Thursday, August 20, 2009

Empty Nest

So here I sit. I've just hugged my daughter goodbye as she is heading off on her very first beach vacation with just her friends...no adults. Pardon me, my daughter very quickly reminded me that SHE is and adult and so are all of her friends that are going since each one of them is at least 18 years old. I said, "you know what I mean!" and she snapped back, "Momma, I'm a big girl, I can do it myself!". Man, does that bring back memories! She has always been so independent. I remember when she was only 2 years old and pulling all of her clothes out of her dresser drawers trying to decide what she wanted to wear. Then I'd try to help her dress...she was only 2 you know!...but she would get very upset with me and say, "Momma, I'm a big girl, I can do it myself!" Only in not so clear words. It was actually more like: 'Momma, I a bid dirl, I tan do it myseff!' But, you get my point anyway, right? Wow, how time flies! Part of me is so very proud, but the other part of me just wants to sit down and boohoo for days! She still lives at home, so its not like 'empty nest syndrome' yet, but then again it still is.
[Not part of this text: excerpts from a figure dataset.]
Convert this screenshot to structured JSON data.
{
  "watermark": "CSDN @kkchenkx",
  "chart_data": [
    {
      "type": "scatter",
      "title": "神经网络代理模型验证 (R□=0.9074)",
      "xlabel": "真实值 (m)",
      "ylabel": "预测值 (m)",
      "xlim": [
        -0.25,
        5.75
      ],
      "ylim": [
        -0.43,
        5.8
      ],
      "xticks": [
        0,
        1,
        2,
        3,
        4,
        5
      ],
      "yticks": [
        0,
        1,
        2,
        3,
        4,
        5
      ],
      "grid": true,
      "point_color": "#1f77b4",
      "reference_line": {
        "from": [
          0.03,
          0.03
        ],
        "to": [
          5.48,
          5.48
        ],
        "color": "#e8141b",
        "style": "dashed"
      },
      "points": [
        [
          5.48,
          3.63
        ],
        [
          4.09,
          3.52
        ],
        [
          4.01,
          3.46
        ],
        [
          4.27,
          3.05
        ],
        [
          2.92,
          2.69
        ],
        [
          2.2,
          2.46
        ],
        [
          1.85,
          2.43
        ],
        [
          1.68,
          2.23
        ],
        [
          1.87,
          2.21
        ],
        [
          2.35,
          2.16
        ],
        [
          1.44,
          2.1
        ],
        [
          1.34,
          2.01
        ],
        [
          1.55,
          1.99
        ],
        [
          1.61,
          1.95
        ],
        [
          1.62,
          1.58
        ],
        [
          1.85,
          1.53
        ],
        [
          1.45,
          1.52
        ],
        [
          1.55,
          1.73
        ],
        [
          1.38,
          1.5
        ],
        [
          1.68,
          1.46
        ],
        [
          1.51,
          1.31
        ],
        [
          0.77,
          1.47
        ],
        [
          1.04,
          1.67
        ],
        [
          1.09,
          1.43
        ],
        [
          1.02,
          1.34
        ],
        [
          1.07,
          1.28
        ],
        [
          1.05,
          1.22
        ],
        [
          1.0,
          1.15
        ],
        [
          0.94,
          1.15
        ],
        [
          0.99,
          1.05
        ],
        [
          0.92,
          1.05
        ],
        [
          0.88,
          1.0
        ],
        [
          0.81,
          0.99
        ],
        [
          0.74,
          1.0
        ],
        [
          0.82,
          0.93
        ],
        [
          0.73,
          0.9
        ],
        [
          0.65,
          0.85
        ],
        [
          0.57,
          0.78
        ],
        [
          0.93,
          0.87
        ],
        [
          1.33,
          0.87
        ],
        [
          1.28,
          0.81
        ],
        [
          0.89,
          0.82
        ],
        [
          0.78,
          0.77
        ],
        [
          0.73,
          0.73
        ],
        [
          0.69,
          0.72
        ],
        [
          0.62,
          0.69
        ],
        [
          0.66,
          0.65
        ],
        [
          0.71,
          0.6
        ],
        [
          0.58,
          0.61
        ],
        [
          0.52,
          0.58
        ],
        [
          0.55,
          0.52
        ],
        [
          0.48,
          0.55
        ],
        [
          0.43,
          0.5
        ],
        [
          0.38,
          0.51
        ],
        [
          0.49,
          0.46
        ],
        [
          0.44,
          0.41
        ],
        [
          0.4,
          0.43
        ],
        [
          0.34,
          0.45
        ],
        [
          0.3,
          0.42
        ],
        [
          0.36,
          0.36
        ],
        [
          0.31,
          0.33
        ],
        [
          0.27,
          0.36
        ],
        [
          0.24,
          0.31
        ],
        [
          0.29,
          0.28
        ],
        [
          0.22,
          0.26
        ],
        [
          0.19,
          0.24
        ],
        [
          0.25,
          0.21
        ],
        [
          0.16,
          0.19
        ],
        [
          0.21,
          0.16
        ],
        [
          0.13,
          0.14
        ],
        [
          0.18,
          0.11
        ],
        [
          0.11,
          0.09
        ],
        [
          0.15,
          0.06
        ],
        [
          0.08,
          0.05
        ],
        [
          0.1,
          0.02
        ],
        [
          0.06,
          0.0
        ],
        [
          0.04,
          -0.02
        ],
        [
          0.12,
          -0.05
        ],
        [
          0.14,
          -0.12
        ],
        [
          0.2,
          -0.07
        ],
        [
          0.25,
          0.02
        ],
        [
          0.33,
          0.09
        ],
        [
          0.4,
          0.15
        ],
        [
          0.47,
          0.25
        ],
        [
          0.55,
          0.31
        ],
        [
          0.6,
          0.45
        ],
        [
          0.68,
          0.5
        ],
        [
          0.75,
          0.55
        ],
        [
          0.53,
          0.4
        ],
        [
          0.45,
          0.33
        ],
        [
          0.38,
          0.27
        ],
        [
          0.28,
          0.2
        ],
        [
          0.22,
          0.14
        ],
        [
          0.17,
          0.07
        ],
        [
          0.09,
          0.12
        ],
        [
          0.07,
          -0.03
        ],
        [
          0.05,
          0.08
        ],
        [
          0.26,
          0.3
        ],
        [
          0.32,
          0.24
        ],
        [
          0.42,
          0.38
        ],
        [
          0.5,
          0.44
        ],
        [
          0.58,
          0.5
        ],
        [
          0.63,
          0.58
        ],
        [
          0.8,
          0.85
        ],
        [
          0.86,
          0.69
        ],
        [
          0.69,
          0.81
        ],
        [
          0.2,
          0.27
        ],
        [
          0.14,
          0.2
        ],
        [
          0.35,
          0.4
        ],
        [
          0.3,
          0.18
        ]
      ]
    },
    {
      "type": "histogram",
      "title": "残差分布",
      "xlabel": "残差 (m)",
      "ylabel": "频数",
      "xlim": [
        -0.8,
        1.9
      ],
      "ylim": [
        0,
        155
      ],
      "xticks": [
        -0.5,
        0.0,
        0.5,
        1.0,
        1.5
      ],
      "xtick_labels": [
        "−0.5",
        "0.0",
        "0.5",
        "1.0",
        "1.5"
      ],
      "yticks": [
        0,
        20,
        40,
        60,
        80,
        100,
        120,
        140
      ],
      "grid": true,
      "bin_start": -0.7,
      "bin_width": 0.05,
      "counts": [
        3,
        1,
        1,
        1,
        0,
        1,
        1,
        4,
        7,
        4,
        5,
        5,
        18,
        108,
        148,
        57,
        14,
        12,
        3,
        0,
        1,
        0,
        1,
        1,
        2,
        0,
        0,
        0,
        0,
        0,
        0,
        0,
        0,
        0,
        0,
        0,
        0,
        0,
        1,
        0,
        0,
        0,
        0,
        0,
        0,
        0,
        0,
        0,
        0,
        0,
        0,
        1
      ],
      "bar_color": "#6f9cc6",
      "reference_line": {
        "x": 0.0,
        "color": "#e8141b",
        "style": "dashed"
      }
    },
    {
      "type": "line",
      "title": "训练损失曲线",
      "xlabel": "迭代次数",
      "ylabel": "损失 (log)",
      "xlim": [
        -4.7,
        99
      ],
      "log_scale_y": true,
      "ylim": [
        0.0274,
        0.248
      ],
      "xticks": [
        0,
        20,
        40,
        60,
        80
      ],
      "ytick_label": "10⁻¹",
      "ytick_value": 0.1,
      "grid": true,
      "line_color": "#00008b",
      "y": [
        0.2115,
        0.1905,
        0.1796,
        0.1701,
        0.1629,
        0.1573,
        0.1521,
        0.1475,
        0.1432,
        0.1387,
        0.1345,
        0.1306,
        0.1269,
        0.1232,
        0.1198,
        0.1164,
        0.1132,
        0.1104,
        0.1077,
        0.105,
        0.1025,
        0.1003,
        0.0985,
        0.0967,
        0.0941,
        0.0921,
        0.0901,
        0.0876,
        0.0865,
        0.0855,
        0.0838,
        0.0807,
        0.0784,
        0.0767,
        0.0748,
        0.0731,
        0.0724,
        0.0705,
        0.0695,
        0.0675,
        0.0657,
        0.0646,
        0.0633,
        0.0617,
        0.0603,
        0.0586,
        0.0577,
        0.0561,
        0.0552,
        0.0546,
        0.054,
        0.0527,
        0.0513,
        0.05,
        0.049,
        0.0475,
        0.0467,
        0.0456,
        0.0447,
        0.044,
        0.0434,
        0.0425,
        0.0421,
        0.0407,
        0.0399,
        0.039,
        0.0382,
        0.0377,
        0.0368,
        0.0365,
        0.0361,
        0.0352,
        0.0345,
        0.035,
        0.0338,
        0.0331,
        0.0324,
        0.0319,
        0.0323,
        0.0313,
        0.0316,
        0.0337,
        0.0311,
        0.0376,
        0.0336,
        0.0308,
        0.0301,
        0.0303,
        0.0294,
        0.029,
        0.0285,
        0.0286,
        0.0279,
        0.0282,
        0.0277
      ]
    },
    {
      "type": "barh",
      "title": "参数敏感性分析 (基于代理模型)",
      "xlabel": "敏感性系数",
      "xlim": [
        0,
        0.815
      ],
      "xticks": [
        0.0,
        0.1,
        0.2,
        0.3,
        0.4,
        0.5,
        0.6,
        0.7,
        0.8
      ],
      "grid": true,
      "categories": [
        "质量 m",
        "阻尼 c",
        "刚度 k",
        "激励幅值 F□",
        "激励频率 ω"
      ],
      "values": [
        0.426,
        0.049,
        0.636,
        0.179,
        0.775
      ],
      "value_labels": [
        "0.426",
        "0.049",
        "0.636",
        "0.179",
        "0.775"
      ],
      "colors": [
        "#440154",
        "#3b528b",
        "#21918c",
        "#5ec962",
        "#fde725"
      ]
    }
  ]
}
I think 'empty nest syndrome' is not just the empty house, or emptiness you feel when one of your children grows up and leaves. I believe "empty nest" can occur when our children are still at home...it's really the letting go, the pulling away that our children do when they get to a certain point in their young adult life. That 'pulling away', no longer so needing of their parents is what causes the empty nest feeling in our hearts. We've spent so many years with our whole world revolving around our children...running, going, and doing for them...but now they no longer need us. They are quite capable on their own. And that's what we want when we are raising and teaching them...we want them to grow up to be independent, self-reliant, respectful and respectable adults, and we're proud of them for it. However, it doesn't make the letting go, or the feeling of uselessness we get when they no longer need us go away any easier or faster. It's just the start of the next phase of each of our lives. I suppose it will get easier in time, just as all change does, but I'm thinking a hobby or something would do me really good right now. If I don't find things to do for and by myself, I'll try to put all of my attention to my 15 year old son...and that would positively smother him! Guess I better figure out something else to keep me occupied. I'll keep you posted!